A patch is the best and easiest way to submit changes back to an open source project. It’s a summary of changes you made to file or files formatted in a way that can easily be used by the excellent program, named, unsurprisingly, ‘patch’. Now because patch was written by the inestimable Larry Wall, patches can come in a wide range of shapes, sizes, and formats, and they will apply with a high degree of “do what I mean”-ness. However, there are some tips to produce high quality patches. ### How to: the Short Answer

diff -Naur old new > patch_file

e.g.

diff -Naur rss_parse.inc rss_fetch_gopher.inc > add_gopher_support.patch

Slightly Longer Answer

The diff command’s headers should have dates and times in Universal Time using traditional Unix format, so that patch recipients can use the -Z or –set-utc option.

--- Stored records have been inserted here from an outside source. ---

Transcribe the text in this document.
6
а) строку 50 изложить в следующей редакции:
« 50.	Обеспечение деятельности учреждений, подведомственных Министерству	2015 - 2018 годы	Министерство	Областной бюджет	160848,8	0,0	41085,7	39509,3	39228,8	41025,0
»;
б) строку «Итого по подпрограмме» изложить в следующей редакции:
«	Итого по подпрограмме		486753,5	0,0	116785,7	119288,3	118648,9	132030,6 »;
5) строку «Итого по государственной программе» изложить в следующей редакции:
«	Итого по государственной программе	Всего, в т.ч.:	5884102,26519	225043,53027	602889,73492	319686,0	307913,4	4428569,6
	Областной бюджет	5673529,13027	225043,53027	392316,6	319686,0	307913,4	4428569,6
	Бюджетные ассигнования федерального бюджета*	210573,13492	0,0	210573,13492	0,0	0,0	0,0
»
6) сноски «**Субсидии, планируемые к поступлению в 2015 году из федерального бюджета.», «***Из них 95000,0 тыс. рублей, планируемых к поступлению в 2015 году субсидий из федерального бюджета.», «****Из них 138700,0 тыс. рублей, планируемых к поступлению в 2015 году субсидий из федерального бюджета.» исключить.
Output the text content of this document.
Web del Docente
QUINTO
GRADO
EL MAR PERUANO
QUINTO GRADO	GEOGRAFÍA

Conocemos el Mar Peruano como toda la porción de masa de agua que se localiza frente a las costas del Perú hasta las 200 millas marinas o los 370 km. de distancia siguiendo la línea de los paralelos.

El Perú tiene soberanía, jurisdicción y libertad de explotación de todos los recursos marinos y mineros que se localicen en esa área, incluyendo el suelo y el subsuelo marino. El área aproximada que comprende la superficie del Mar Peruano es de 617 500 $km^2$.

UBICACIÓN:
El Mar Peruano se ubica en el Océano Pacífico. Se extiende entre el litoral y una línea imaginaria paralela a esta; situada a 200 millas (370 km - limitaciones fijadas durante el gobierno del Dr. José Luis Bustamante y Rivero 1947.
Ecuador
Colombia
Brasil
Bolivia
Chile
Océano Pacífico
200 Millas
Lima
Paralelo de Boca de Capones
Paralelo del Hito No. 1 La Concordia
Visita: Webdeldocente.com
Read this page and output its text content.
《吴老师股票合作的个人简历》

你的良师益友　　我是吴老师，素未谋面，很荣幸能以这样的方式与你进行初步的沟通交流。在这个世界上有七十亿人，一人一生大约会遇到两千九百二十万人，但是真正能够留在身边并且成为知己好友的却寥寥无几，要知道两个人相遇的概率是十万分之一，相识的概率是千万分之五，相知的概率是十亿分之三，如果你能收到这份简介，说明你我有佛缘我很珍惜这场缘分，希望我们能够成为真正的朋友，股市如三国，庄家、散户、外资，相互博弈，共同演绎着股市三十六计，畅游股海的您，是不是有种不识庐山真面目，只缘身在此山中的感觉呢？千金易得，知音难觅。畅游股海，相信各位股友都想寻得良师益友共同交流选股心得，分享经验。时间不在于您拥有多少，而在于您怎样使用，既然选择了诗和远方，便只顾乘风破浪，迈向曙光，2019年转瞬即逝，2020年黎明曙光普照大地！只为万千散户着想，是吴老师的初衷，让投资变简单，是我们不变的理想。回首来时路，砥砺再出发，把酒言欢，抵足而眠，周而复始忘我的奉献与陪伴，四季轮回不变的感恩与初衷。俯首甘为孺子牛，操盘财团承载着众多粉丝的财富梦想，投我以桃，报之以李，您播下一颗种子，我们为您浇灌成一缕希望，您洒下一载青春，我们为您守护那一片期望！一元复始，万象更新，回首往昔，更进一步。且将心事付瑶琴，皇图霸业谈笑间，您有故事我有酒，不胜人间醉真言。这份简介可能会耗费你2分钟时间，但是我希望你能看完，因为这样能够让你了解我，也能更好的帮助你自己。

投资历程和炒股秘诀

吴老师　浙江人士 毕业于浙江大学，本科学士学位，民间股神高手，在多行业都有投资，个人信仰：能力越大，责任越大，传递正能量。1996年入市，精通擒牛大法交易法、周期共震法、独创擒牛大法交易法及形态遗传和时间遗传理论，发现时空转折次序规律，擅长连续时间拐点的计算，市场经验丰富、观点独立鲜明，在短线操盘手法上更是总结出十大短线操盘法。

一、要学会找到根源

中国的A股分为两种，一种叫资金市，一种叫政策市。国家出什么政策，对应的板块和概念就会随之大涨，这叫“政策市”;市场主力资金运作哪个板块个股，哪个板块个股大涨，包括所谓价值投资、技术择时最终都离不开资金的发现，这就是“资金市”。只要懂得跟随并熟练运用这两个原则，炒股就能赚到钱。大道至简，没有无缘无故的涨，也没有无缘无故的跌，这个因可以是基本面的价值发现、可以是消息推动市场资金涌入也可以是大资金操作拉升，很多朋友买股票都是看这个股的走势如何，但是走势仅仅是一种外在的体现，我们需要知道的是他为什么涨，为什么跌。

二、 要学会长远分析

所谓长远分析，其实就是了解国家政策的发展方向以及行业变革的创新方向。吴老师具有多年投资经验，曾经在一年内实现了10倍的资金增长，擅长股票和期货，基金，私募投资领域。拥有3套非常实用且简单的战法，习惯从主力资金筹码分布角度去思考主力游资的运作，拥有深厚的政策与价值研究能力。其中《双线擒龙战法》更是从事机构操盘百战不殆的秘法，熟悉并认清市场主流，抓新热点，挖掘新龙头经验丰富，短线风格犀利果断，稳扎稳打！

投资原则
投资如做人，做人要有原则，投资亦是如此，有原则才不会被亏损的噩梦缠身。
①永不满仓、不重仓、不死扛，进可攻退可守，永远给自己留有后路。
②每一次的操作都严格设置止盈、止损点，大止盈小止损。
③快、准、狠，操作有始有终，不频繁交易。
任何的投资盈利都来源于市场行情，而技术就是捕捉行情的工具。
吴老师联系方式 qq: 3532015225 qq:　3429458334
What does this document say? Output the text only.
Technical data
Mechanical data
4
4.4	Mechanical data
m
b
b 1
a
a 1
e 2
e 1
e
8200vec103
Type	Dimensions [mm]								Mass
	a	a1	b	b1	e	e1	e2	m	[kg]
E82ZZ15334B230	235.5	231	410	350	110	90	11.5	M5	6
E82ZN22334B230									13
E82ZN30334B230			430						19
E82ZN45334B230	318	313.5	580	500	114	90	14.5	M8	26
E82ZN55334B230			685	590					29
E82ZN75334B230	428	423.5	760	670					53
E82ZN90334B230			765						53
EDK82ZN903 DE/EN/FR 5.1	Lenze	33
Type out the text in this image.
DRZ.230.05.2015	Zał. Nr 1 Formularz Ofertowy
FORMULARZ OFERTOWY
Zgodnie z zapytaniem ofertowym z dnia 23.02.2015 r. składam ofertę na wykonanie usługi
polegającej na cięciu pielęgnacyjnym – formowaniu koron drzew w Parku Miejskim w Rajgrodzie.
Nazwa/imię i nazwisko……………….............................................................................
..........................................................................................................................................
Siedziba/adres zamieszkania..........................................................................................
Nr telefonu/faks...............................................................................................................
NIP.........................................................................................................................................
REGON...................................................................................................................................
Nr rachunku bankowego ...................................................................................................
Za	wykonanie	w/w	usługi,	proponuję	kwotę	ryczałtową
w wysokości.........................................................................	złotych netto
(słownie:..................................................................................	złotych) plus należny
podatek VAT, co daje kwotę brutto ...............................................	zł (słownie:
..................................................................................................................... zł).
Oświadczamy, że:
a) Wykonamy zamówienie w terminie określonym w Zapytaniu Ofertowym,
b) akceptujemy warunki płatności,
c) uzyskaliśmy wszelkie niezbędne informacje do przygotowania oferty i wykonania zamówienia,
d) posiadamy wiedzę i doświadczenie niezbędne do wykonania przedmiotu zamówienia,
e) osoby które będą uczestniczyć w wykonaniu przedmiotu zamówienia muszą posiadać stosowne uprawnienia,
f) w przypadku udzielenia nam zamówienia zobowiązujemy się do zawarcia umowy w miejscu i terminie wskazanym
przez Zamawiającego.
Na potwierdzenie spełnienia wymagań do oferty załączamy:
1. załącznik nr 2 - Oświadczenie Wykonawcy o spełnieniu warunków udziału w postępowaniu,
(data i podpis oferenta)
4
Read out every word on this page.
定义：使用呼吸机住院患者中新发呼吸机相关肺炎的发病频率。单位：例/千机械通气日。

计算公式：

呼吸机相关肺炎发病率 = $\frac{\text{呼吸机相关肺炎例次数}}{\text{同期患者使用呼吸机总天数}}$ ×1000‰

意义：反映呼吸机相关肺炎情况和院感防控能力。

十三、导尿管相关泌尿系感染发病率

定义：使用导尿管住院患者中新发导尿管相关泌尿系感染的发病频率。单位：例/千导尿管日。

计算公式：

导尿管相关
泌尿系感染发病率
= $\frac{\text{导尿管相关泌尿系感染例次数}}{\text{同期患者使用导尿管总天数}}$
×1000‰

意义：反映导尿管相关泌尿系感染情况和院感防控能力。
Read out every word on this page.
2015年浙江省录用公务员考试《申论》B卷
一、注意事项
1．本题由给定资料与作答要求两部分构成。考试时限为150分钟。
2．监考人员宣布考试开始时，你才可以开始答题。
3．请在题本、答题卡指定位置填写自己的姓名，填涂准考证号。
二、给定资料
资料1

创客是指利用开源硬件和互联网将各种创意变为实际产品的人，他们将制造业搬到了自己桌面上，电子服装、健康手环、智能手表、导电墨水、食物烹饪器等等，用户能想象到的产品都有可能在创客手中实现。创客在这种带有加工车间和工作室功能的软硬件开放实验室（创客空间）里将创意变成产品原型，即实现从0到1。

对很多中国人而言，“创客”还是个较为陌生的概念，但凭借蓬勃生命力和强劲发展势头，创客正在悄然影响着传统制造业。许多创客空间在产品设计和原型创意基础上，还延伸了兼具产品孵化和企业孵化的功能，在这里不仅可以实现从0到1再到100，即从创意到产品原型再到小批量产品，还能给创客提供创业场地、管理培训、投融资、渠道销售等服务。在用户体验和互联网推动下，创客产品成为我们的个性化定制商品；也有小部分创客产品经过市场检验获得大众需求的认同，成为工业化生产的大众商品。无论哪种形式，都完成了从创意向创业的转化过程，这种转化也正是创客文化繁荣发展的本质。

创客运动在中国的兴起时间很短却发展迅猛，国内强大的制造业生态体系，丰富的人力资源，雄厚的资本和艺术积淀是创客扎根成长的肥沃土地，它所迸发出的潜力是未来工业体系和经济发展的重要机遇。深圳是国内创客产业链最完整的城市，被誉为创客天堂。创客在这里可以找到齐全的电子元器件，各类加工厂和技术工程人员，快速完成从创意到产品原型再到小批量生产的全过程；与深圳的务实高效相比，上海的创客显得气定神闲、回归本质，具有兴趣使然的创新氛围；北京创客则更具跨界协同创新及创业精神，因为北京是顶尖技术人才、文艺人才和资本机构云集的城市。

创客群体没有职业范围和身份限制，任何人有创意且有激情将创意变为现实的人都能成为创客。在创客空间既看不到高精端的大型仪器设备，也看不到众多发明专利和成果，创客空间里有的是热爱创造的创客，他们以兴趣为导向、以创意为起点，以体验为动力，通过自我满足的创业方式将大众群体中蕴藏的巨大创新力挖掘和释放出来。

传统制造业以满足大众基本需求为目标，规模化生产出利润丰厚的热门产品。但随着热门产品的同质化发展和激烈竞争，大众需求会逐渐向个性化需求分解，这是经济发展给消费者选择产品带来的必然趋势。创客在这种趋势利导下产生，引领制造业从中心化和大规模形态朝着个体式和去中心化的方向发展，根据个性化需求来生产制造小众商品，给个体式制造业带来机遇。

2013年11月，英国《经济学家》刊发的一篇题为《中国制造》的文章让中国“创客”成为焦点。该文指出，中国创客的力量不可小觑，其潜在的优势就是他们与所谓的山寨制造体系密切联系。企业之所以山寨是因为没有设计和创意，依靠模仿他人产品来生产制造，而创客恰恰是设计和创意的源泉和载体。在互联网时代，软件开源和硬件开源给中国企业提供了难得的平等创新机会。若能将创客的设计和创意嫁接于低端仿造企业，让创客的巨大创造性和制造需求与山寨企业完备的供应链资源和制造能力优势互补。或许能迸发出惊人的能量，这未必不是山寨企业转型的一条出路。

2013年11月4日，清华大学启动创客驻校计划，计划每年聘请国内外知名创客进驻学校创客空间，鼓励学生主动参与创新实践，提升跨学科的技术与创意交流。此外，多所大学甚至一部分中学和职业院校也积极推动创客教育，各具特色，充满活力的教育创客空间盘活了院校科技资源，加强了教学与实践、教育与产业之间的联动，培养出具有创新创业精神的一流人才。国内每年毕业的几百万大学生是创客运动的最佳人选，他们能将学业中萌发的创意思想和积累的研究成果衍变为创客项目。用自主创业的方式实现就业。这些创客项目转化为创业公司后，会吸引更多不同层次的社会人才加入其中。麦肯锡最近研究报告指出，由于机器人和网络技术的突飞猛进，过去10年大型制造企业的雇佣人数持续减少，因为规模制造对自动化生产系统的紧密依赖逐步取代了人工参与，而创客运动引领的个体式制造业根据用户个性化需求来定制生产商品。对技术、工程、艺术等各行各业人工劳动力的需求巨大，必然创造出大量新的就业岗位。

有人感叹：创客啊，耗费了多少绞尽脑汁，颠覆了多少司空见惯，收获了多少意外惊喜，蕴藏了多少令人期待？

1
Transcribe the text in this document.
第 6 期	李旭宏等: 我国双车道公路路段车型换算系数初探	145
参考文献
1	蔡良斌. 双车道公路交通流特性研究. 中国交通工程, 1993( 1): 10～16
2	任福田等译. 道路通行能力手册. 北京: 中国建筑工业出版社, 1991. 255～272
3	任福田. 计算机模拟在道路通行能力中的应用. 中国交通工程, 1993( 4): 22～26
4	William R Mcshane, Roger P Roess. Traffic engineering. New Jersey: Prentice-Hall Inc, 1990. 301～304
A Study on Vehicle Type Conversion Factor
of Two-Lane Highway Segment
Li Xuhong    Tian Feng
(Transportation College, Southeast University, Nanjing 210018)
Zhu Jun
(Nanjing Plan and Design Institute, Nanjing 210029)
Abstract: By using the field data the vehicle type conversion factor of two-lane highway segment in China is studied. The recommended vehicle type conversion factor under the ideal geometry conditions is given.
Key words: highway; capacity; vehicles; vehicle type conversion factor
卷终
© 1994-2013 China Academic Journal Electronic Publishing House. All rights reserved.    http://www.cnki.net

Here is an example command, using Bourne shell syntax:

TZ=UTC0 diff -Naur gcc-2.7 gcc-2.8

Tips for Generating Usable Patch Files

  1. Tell your recipients how to apply the patch by telling them which directory to cd to, and which patch options to use.
  2. State clearly what the patch is suppose to accomplish, and which version it is meant to be applied to.
  3. Your patch will be easier to apply if you place the original and patched sources next to each other in the file hierarchy so that the path depths to the files will be the same.
  4. You can produce patches for entire directories of files, not just a single file, however try to keep your patches relatively straightforward, and thematically linked. This makes it easier to understand when something goes wrong.
  5. I’m sure there are others. Did I miss your favorite?

Code improvements, and bug fixes are great, are wonderful, but patches make it much much easier to use them.